After a long time, I travelled to town. Upon returning to an old familiar place, we might find that the occasion is not entirely in our control. We may go there, sure, but the smells, sights and sounds guide us gently to other places. Travels within travels. And so it was today.
Often it is not the new, but the missing old that I see. The new will have enough time to settle in. It is the old that did not have enough time to reside in memory properly. The glowing torch of the kebab-waala by the NCPA. The Chinese place with its plastic chairs scattered opposite the theater. The watchmen whose names I never found out. A familiar parking spot taken by another car, though I had no use for it. Nothing to grieve about but it is a kind of loss. An irrational loss. How do you quantify that?

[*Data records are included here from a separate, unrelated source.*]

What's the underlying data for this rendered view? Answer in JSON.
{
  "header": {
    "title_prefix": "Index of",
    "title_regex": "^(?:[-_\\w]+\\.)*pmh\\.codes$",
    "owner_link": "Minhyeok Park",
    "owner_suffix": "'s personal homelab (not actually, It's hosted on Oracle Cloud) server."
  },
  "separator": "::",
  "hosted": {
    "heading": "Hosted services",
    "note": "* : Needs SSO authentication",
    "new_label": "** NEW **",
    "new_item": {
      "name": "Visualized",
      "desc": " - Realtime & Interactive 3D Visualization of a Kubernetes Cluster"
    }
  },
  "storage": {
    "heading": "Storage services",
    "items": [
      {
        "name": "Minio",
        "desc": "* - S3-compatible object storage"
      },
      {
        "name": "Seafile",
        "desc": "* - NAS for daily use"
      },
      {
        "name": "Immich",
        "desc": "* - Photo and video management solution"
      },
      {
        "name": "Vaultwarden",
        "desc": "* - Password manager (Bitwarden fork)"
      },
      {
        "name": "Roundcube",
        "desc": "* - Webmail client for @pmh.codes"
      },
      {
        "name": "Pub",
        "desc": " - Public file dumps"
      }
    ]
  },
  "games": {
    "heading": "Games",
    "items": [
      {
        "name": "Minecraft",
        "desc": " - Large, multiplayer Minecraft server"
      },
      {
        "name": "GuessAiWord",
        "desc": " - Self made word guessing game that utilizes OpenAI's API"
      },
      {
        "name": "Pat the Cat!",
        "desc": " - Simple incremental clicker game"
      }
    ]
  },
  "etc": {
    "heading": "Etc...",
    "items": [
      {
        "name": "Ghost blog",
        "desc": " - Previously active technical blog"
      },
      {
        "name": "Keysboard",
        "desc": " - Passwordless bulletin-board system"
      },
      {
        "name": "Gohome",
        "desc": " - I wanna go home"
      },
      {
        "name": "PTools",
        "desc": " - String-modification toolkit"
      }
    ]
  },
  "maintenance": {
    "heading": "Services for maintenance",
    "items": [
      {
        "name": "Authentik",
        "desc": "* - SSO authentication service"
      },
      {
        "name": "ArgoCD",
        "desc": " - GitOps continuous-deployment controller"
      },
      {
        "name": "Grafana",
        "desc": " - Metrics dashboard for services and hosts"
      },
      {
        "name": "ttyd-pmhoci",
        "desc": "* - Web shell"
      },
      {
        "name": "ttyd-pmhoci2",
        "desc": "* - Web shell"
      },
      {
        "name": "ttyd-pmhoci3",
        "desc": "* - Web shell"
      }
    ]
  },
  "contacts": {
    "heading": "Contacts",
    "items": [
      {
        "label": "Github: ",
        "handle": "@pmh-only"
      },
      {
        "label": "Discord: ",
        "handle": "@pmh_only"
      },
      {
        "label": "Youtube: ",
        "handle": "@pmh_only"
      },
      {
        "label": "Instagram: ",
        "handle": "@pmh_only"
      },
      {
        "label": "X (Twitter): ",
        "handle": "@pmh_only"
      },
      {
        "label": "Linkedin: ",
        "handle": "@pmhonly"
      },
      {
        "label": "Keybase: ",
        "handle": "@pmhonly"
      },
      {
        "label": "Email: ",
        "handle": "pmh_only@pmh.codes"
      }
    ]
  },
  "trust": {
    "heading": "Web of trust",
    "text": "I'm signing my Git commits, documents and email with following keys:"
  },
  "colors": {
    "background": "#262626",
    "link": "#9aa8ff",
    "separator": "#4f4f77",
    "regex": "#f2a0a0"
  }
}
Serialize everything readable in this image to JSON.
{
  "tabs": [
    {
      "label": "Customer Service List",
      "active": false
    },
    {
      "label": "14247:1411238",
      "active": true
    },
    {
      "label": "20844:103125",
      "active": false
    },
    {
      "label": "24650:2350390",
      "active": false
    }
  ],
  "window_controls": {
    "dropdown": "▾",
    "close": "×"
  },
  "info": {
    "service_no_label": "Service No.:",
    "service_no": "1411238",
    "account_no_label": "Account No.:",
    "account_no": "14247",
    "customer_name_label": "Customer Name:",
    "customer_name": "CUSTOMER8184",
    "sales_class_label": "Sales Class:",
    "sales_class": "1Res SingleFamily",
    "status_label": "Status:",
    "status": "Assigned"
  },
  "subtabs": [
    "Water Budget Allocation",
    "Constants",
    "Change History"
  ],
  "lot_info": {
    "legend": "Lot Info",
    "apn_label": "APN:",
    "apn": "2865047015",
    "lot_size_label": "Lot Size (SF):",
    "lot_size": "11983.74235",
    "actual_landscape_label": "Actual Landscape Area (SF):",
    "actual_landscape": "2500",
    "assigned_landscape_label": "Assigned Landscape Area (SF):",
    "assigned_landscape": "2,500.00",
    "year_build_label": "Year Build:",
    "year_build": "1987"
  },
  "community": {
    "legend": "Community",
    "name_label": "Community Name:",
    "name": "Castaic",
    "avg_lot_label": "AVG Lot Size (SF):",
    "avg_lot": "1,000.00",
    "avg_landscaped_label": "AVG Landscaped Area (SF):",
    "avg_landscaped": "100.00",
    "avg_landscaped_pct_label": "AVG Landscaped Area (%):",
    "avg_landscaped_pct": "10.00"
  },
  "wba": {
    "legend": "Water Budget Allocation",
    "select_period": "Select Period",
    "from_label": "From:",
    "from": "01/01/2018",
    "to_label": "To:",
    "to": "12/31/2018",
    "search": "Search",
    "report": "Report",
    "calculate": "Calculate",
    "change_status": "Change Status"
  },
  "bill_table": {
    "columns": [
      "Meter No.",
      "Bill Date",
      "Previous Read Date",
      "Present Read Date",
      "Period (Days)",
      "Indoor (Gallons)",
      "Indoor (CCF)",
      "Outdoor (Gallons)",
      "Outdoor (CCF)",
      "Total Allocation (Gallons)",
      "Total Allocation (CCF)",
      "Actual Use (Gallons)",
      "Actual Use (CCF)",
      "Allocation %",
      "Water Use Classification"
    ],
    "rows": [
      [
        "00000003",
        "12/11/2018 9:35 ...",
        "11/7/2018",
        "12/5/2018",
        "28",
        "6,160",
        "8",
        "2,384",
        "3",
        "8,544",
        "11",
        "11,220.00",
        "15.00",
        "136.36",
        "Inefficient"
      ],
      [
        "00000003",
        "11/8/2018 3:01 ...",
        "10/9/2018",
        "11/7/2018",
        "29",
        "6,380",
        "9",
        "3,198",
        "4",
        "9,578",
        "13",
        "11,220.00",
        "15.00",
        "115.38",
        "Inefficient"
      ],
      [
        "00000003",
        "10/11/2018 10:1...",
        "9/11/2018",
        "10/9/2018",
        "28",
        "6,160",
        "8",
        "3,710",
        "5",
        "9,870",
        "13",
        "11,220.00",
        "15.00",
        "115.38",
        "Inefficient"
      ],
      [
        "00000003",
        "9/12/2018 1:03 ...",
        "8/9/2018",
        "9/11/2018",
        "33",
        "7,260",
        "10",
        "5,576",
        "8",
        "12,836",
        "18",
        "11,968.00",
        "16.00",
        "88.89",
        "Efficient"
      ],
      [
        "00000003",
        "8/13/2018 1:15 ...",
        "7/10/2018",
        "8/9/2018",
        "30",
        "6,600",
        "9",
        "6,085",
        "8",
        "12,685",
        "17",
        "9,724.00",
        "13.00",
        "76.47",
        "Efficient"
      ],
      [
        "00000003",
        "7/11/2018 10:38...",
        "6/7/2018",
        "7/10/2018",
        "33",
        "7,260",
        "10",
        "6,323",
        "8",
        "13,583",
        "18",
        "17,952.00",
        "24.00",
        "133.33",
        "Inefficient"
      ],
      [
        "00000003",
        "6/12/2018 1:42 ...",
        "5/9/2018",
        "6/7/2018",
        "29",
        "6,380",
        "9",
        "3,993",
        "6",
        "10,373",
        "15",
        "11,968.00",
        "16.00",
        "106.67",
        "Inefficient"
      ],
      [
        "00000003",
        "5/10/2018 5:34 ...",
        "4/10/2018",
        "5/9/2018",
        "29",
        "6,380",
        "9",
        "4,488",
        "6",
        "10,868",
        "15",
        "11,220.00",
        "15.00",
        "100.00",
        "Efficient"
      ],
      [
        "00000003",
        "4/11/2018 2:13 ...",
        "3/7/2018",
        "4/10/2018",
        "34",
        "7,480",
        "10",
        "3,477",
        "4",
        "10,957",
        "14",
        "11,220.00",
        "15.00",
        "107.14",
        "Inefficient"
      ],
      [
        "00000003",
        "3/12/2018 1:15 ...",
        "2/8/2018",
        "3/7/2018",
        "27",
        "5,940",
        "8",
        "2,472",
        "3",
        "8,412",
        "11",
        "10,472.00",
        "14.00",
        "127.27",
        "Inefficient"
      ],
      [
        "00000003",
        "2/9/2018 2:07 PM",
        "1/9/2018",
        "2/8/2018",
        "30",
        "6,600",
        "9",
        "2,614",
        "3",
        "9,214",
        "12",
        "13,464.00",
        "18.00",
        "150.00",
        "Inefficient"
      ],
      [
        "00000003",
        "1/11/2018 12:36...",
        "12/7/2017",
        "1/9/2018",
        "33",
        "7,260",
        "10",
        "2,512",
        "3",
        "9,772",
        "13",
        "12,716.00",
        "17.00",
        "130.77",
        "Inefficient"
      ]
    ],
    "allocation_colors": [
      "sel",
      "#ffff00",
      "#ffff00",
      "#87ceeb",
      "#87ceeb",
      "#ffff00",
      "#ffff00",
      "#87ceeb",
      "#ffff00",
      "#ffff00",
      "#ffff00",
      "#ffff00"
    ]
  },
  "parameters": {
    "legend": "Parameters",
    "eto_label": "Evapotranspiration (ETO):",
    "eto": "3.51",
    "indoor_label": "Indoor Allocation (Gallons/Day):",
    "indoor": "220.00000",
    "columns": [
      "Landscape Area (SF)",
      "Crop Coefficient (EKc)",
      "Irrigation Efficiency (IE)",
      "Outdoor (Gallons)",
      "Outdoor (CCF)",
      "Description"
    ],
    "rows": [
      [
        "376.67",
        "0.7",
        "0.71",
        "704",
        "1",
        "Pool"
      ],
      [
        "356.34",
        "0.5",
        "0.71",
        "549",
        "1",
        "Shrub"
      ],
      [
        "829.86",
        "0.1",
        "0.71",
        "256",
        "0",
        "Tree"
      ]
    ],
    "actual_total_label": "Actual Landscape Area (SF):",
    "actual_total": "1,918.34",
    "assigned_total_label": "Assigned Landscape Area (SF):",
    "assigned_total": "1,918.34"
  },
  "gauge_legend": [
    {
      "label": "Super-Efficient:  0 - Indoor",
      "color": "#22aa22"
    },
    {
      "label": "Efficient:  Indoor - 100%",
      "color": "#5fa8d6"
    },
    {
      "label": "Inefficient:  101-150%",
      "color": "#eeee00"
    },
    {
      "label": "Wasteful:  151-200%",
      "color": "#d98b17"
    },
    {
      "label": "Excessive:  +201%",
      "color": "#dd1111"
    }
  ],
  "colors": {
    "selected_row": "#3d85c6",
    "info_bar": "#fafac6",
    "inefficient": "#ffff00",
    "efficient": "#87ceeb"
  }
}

But it wasn't all sour. I finally watched Goodbye Lenin! at the NCPA with a friend. I feared it would sink, as well-regarded things annoyingly tend to do. But it got better and better and better until you could take no more because you were filled with so much pleasure at the protagonist's audacity that all that pleasure had to go somewhere and you wanted to laugh and laugh and laugh but you couldn't laugh because this was the NCPA and people don't laugh here. (Perhaps the crowd at the NCPA is matter for a different article.) The protagonist took his invalid mother on a journey of his choosing, fearing that reality would be too much for her to handle after she came out of a coma. So he obsessively created a world that pandered to her taste, showing that her beloved USSR still existed. How did he do it? Watch it sometime. It's worth it.
It was about manipulation, desperation, making a better life, but also very much about loss and finding the missing in a different form. The loss of a father. The dread at losing a mother. Concealing the loss of her adorable Soviet Union. I suppose we find what we look for; I found loss. Travels within travels again.